The World’s Biggest Art Heist

True-crime junkies and art enthusiasts, rejoice: Netflix’s This is a Robbery: The World’s Biggest Art Heist offers the perfect union of both. The four-part docuseries, a recent passion project of brothers Nick and Colin Barnicle, unravels the sprawling jumble of suspects, red herrings, and dead ends tied up in the world’s largest art heist and Massachusetts’ most infamous unsolved crime. 

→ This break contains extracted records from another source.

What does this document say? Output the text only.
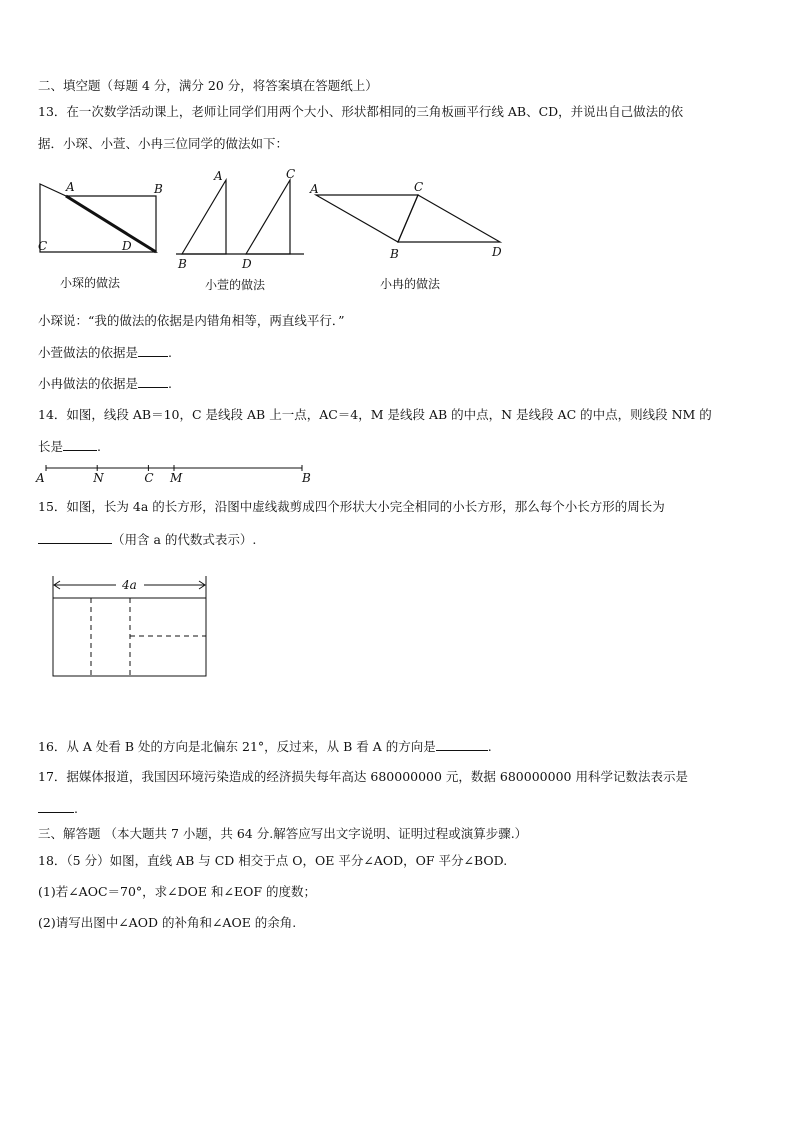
二、填空题（每题 4 分，满分 20 分，将答案填在答题纸上）
13．在一次数学活动课上，老师让同学们用两个大小、形状都相同的三角板画平行线 AB、CD，并说出自己做法的依
据．小琛、小萱、小冉三位同学的做法如下：
A	B
C	D
小琛的做法
A	C
B	D
小萱的做法
A	C
B	D
小冉的做法
小琛说：“我的做法的依据是内错角相等，两直线平行．”
小萱做法的依据是 .
小冉做法的依据是 .
14．如图，线段 AB＝10，C 是线段 AB 上一点，AC＝4，M 是线段 AB 的中点，N 是线段 AC 的中点，则线段 NM 的
长是	.
A	N	C M	B
15．如图，长为 4a 的长方形，沿图中虚线裁剪成四个形状大小完全相同的小长方形，那么每个小长方形的周长为
（用含 a 的代数式表示）.
4a
16．从 A 处看 B 处的方向是北偏东 21°，反过来，从 B 看 A 的方向是	.
17．据媒体报道，我国因环境污染造成的经济损失每年高达 680000000 元，数据 680000000 用科学记数法表示是
.
三、解答题 （本大题共 7 小题，共 64 分.解答应写出文字说明、证明过程或演算步骤.）
18．（5 分）如图，直线 AB 与 CD 相交于点 O，OE 平分∠AOD，OF 平分∠BOD.
(1)若∠AOC＝70°，求∠DOE 和∠EOF 的度数；
(2)请写出图中∠AOD 的补角和∠AOE 的余角.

Downtown Boston appears an unlikely venue for some of the world’s most renowned works of art. Yet the Isabella Stewart Gardner Museum, with an unassuming brick facade and proximity to the Boston Red Sox’s Fenway Park, boasts pieces from the 21st century BCE to the Italian Renaissance, from neoclassicism to impressionism—housing the works of artists such as Anthony Van Dyck, Giotto, Edgar Degas, and Sandro Botticelli. The museum’s namesake, a 19th century eccentric with a penchant for coquetry, willed her collection and its home to the public on the stipulation that it never be permanently altered. 

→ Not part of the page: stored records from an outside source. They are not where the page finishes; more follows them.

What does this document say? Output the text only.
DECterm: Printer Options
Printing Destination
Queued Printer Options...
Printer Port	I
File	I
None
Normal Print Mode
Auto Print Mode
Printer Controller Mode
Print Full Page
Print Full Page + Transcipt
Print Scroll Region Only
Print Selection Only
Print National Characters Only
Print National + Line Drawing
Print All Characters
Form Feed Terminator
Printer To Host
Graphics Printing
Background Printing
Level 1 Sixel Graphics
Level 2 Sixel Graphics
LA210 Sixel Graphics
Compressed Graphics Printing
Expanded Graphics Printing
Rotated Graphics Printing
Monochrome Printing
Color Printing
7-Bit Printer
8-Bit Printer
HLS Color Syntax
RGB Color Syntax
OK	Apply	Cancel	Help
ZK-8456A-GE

Her final request was dispensed with in the early hours of March 18, 1990—St. Patrick’s Day— when two men dressed as police officers entered the museum, bound its security guards, and cut paintings from their frames for a brazen 81 minutes. The thieves made away with 13 pieces, including Rembrandt van Rijn’s Christ in the Storm on the Sea of Galilee and self portrait, Edgar Degas’ Three Mounted Jockeys, and Édouard Manet’s Chez Tortoni

Empty gold frames adorn the wall as a permanent reminder of what was lost and what has yet to be found. The four installments feature a colorful slate of characters, each impacted by the unresolved case. The grief in the voices of the museum workers is easy to detect as they reminisce on the missing works, as is the frustration in the voices of law enforcement officers and journalists who spent the better part of their careers trying to recover the pieces.